Car Dealers Sell Cars
“Car buyers sometimes forget that sales people at car dealerships are sales people. They’ll do nearly anything to sell you a car. They’ll bring in other staff members, they try to confuse the public on occasion because they have so many people there they’re trying to wear the customer down. So why not counter that? Why not bring an advocate or two in with you when you’re considering purchasing the car? There’s always strength in numbers, right?”
Car Price Transparency
“So how else do car dealers make car buying difficult? Well, understand they price people rather than products. The biggest challenge is they try to get a different price for the same product from each person who walks through the door. If you walked into McDonald’s and four people walked up to the line at the same time and each of them said, ‘I want a number two value meal,’ imagine how frustrating and time-consuming it would be if each of those four registers tried to price people differently, a different price for every number two value meal.”

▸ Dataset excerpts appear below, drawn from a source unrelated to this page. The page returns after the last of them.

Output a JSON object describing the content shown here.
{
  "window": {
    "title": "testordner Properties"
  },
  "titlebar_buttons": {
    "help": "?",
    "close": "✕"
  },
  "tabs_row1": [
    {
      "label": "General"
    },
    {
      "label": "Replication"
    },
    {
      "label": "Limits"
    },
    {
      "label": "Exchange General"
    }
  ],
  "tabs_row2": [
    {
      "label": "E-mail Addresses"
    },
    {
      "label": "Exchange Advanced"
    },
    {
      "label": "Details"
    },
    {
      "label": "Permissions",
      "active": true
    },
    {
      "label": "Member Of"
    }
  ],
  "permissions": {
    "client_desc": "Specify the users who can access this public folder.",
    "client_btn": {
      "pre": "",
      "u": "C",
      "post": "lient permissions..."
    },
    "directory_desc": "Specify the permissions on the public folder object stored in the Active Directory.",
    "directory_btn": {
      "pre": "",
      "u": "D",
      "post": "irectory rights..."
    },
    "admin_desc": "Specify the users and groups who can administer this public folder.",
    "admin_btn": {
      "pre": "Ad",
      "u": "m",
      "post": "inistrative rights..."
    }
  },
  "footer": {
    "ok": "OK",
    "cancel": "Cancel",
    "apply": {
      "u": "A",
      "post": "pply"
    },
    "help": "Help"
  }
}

“So the most important thing to understand, to take that away from the dealer and then put the control back into your hands, is to get prepared. Have an idea of what the fair market transaction price is for the car you’re buying, new or used, and for your trade-in. You can find that online: Kelley Blue Book, vinadvisor.net, Edmunds. And then, most importantly, be prepared. Be prepared to make the first offer. Negotiating with a car dealer is a lot like playing a game of tic-tac-toe. The player to move first, it doesn’t matter whether it’s an X or an O, has a 71 percent chance of winning or tying. Get prepared, make the first offer.”
Car Dealer Pressure
“Once inside the dealership, sales people are hyper-focused on getting you to say yes. ‘Don’t wait,’ they’ll tell you, ‘You’ll lose money.’ The truth is, most new cars are oversupplied and the incentives that you’re offered don’t evaporate once you leave the dealership. Their enthusiasm to get you to make a decision only makes it harder for consumers to say yes.
Car Dealer Paperwork
“There’s always a lot of paperwork at car dealerships. They bring in all kinds of offers for extended warranties, or other promotions, or different kinds of paint with an extra charge, or this and that. So, when you go into a car dealership, have your price in mind. Certainly, the car dealerships know what their bottom line is and if you go in with your bottom line, all you have to do is wait for it.”